Fronte del porto a Genova. 24 ore di sciopero proclamato volontariamente dai portuali, gli altri lavoratori li hanno seguiti, fermi gli altri porti, la Funzione Pubblica, i trasporti cittadini. Città bloccata, veglia in piazza De Ferrari, scuole vuote con migliaia di ragazzi in strada; e quattro cortei che dal polo universitario hanno coinvolto la stazione marittima, Sanpierdarena, Brignole. Occupata la stazione Principe, interrotta l'assemblea alla Regione; e oggi Comune e Provincia, su proposta di Rifondazione comunista, si riuniscono in assemblea straordinaria congiunta, aperta alla cittadinanza. Si, è emergenza.

Piccole, grandi, infinite notizie piovono giù. A Verona occupati due licei (il Galilei e il Fracastoro), sciopero e corteo a piazza Bra, manifestazione davanti alla sede del Comando delle Forze Alleate, e oggi incontro internaziomale "la Poesia e la pace"al Palazzo della Gran Guardia.

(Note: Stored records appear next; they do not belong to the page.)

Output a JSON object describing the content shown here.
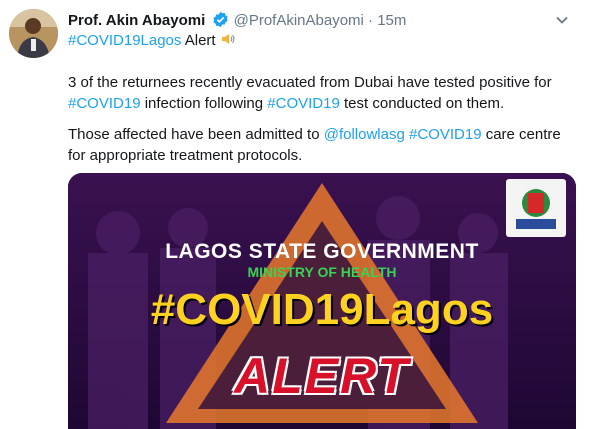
{
  "tweet": {
    "author_name": "Prof. Akin Abayomi",
    "handle": "@ProfAkinAbayomi",
    "separator": "·",
    "timestamp": "15m",
    "line1": {
      "hashtag": "#COVID19Lagos",
      "text": " Alert"
    },
    "para1": {
      "a": "3 of the returnees recently evacuated from Dubai have tested positive for",
      "b_tag": "#COVID19",
      "b_text1": " infection following ",
      "b_tag2": "#COVID19",
      "b_text2": " test conducted on them."
    },
    "para2": {
      "a": "Those affected have been admitted to ",
      "mention": "@followlasg",
      "space": " ",
      "tag": "#COVID19",
      "a_end": " care centre",
      "b": "for appropriate treatment protocols."
    }
  },
  "media": {
    "gov": "LAGOS STATE GOVERNMENT",
    "ministry": "MINISTRY OF HEALTH",
    "hashtag": "#COVID19Lagos",
    "alert": "ALERT"
  },
  "icons": {
    "verified": "verified-badge-icon",
    "speaker": "speaker-icon",
    "caret": "chevron-down-icon"
  },
  "colors": {
    "link": "#1da1f2",
    "muted": "#657786",
    "ministry_green": "#39d353",
    "alert_red": "#d8102a",
    "warning_orange": "#e8792b"
  }
}
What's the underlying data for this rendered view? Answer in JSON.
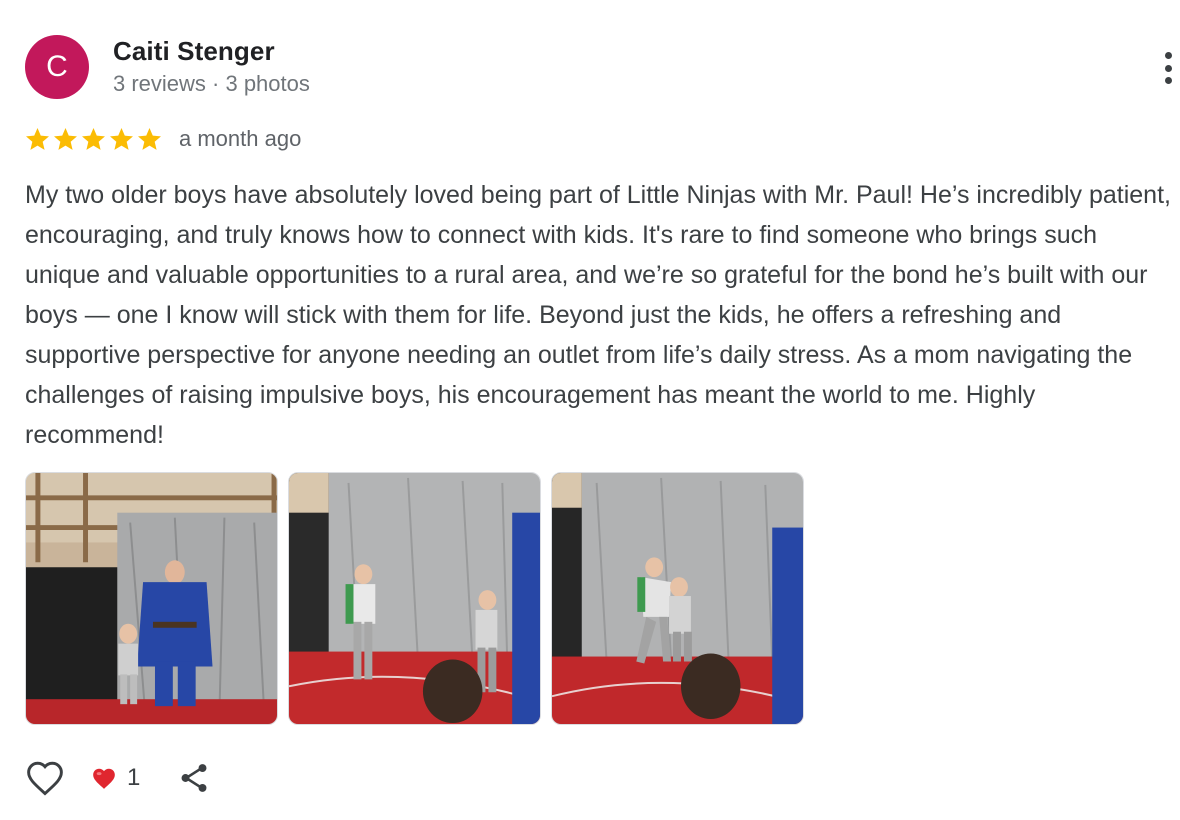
{
  "reviewer": {
    "initial": "C",
    "name": "Caiti Stenger",
    "meta": "3 reviews · 3 photos",
    "avatar_color": "#c2185b"
  },
  "rating": {
    "stars": 5,
    "max_stars": 5,
    "star_color": "#fbbc04",
    "time": "a month ago"
  },
  "review": {
    "text": "My two older boys have absolutely loved being part of Little Ninjas with Mr. Paul! He’s incredibly patient, encouraging, and truly knows how to connect with kids. It's rare to find someone who brings such unique and valuable opportunities to a rural area, and we’re so grateful for the bond he’s built with our boys — one I know will stick with them for life. Beyond just the kids, he offers a refreshing and supportive perspective for anyone needing an outlet from life’s daily stress. As a mom navigating the challenges of raising impulsive boys, his encouragement has meant the world to me. Highly recommend!"
  },
  "photos": [
    {
      "icon": "review-photo-1"
    },
    {
      "icon": "review-photo-2"
    },
    {
      "icon": "review-photo-3"
    }
  ],
  "actions": {
    "like_icon": "heart-outline-icon",
    "reaction_icon": "red-heart-icon",
    "reaction_count": "1",
    "share_icon": "share-icon",
    "menu_icon": "more-vertical-icon"
  }
}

A Reggio Calabria studenti convocati in piazza via sms, presidio davanti alla questura, i ragazzi dell'Istituto d'arte dietro l'enorme bandiera della pace cucita da loro stessi a mano. E corteo nel pomeriggio: a piazza Camagna, dopo lo sciopero proclamato dai sindacati, tutte le sigle del pacifismo reggino, gli studenti, i metalmeccanici della Omeca, i tessili di San Gregorio, i centri sociali, Rifondazione, i Verdi, i ds.

A Como traffico bloccato e sit in davanti al Municipio, "signori della guerra non vi lasceremo in pace". Mattinata di mobilitazione a Imola, Reggio Emilia, Forlì, Cesena; nel pomeriggio è la volta di Modena, Ferrara, Ravenna, Piacenza, Parma. Rimini ha innalzato un presidio in piazza Cavour.

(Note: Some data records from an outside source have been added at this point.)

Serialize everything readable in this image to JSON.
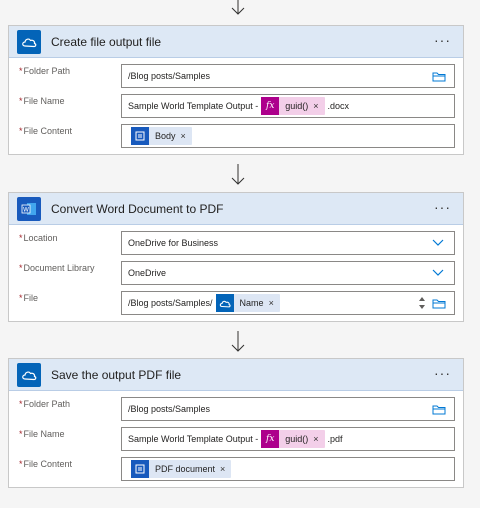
{
  "cards": [
    {
      "title": "Create file output file",
      "icon": "onedrive-icon",
      "more": "···",
      "fields": [
        {
          "label": "Folder Path",
          "value": "/Blog posts/Samples"
        },
        {
          "label": "File Name",
          "prefix": "Sample World Template Output - ",
          "token": "guid()",
          "suffix": ".docx"
        },
        {
          "label": "File Content",
          "token": "Body"
        }
      ]
    },
    {
      "title": "Convert Word Document to PDF",
      "icon": "word-icon",
      "more": "···",
      "fields": [
        {
          "label": "Location",
          "value": "OneDrive for Business"
        },
        {
          "label": "Document Library",
          "value": "OneDrive"
        },
        {
          "label": "File",
          "prefix": "/Blog posts/Samples/",
          "token": "Name"
        }
      ]
    },
    {
      "title": "Save the output PDF file",
      "icon": "onedrive-icon",
      "more": "···",
      "fields": [
        {
          "label": "Folder Path",
          "value": "/Blog posts/Samples"
        },
        {
          "label": "File Name",
          "prefix": "Sample World Template Output - ",
          "token": "guid()",
          "suffix": ".pdf"
        },
        {
          "label": "File Content",
          "token": "PDF document"
        }
      ]
    }
  ],
  "required_marker": "*",
  "token_remove": "×",
  "fx_label": "fx",
  "colors": {
    "header_bg": "#dde8f5",
    "onedrive": "#0364b8",
    "word": "#185abd",
    "expression": "#ad008c",
    "required": "#a4262c"
  }
}
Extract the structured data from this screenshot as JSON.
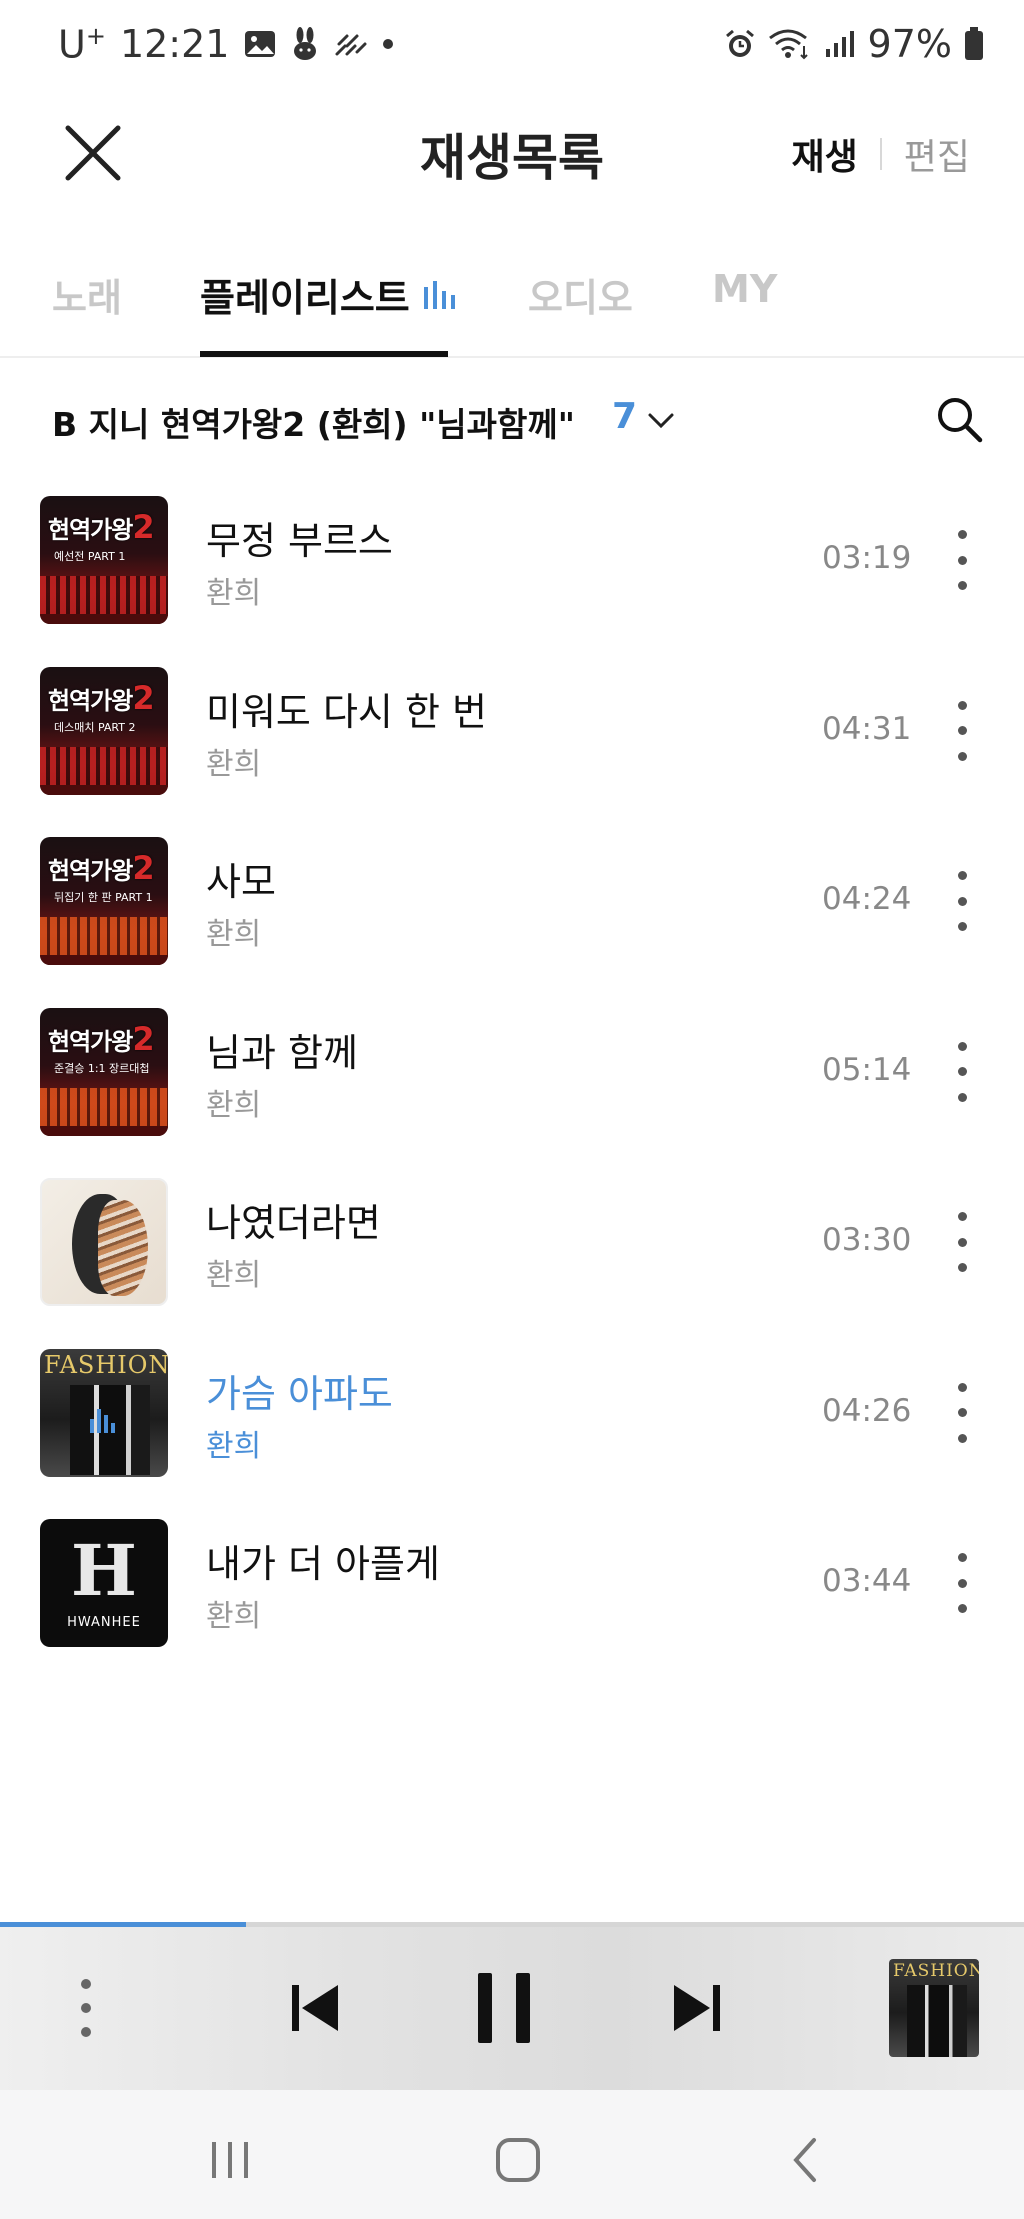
{
  "status_bar": {
    "carrier": "U",
    "carrier_sup": "+",
    "time": "12:21",
    "battery": "97%"
  },
  "header": {
    "title": "재생목록",
    "play_label": "재생",
    "edit_label": "편집"
  },
  "tabs": [
    {
      "label": "노래",
      "active": false
    },
    {
      "label": "플레이리스트",
      "active": true
    },
    {
      "label": "오디오",
      "active": false
    },
    {
      "label": "MY",
      "active": false
    }
  ],
  "playlist": {
    "title": "B 지니 현역가왕2 (환희) \"님과함께\"...",
    "count": "7"
  },
  "songs": [
    {
      "title": "무정 부르스",
      "artist": "환희",
      "duration": "03:19",
      "art_sub": "예선전 PART 1"
    },
    {
      "title": "미워도 다시 한 번",
      "artist": "환희",
      "duration": "04:31",
      "art_sub": "데스매치 PART 2"
    },
    {
      "title": "사모",
      "artist": "환희",
      "duration": "04:24",
      "art_sub": "뒤집기 한 판 PART 1"
    },
    {
      "title": "님과 함께",
      "artist": "환희",
      "duration": "05:14",
      "art_sub": "준결승 1:1 장르대첩"
    },
    {
      "title": "나였더라면",
      "artist": "환희",
      "duration": "03:30"
    },
    {
      "title": "가슴 아파도",
      "artist": "환희",
      "duration": "04:26",
      "playing": true,
      "art_title": "FASHION"
    },
    {
      "title": "내가 더 아플게",
      "artist": "환희",
      "duration": "03:44",
      "art_name": "HWANHEE"
    }
  ],
  "art_logo": {
    "main": "현역가왕",
    "num": "2"
  },
  "player": {
    "progress": 0.24,
    "art_title": "FASHION"
  },
  "colors": {
    "accent": "#4a8fd8",
    "text": "#111111",
    "muted": "#999999"
  },
  "icons": {
    "close": "close-icon",
    "search": "search-icon",
    "chevron": "chevron-down-icon",
    "more": "more-vertical-icon",
    "prev": "skip-previous-icon",
    "pause": "pause-icon",
    "next": "skip-next-icon"
  }
}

Firenze, per lunghi minuti suonano le lugubri sirene. Tra oggi e domani, qui dicono, saranno almeno 100 mila le persone coinvolte. Un corteo di almeno 20 mila in una Firenze letteralmente avvolta dalle bandiere iridate, bloccati i binari e alcune strade tra gli applausi della gente; e tanti anche qui gli studenti in piazza, quelli delle medie superiori e soprattutto gli universitari. Occupata Lettere e Filosofia, il Prc si mobilita davanti alle fabbriche e alle chiese, l'Unità di crisi è in funzione giorno e notte nella sede dell'Arci. Sì, è emergenza. Del resto in tutta la Toscana, la risposta è straordinaria; mobilitate Siena, Arezzo, Massa, Carrara; e i Disobbedienti continueranno anche domani, anche dopo, tutti i giorni. Due cortei a Pisa, sindacati studenti in piazza - almeno 10 mila -, occupato il Ponte di Mezzo e Tenda della pace in piazza del Comune.

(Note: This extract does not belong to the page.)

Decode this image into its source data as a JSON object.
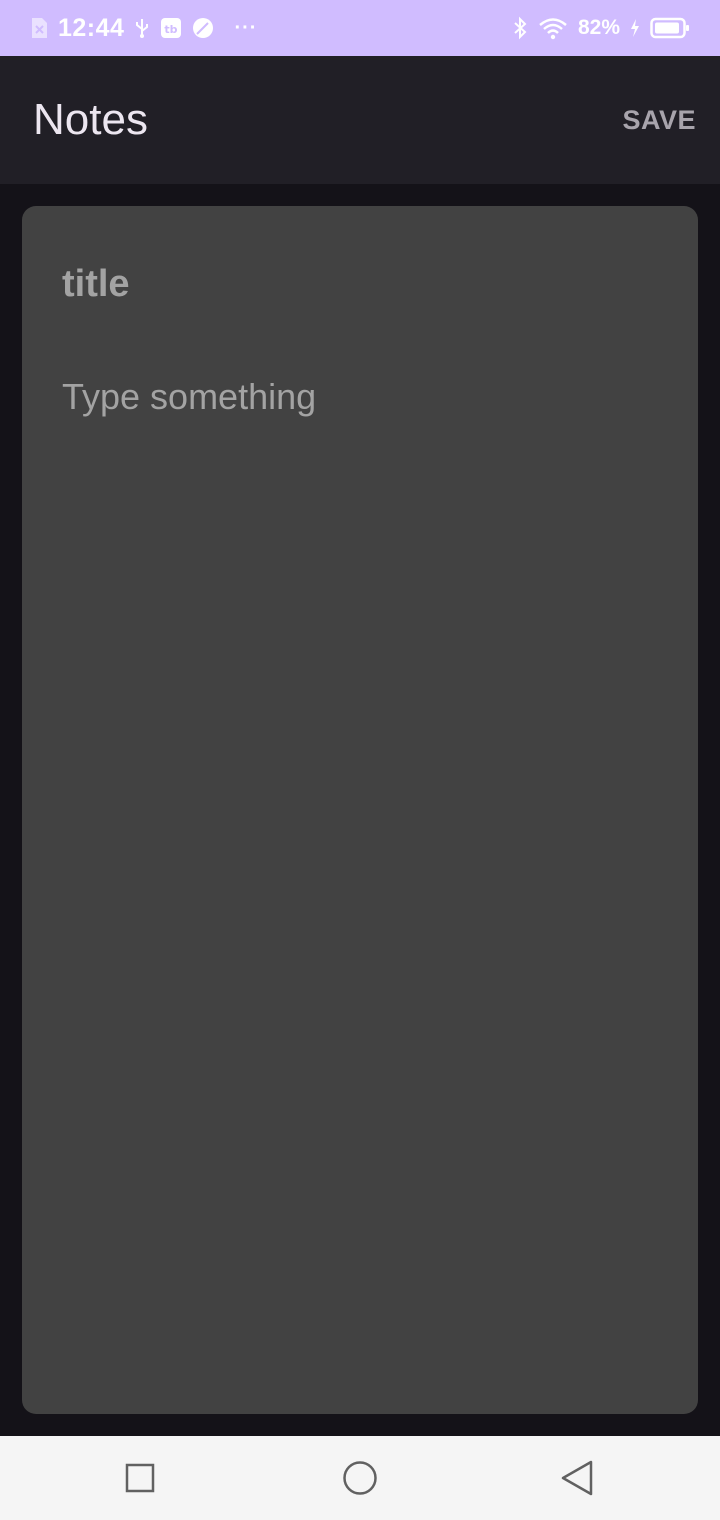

Da Cagliari Walter Falgio ci invia un bel resoconto. «Un corteo spontaneo ha invaso la città dalle 10,30. Studenti, giovani e giovanissimi, prima di tutto. E poi universitari, lavoratori, sindacati, il mosaico delle associazioni e dei movimenti, pacifisti, antimilitaristi, antagonisti». E non un corteo, ma due, «dalle 17,30 hanno sfilato almeno 8000 persone, sino alla rappresentanza del Governo, "Berlusconi facci sognare, parti volontario e non tornare", e poi l'immancabile "A fora sa Nato da sa Sardigna". E ci sarà pure un presidio coi pescatori del Sulcis; e pure una pedalata della pace. Nessun limite alla provvidenza...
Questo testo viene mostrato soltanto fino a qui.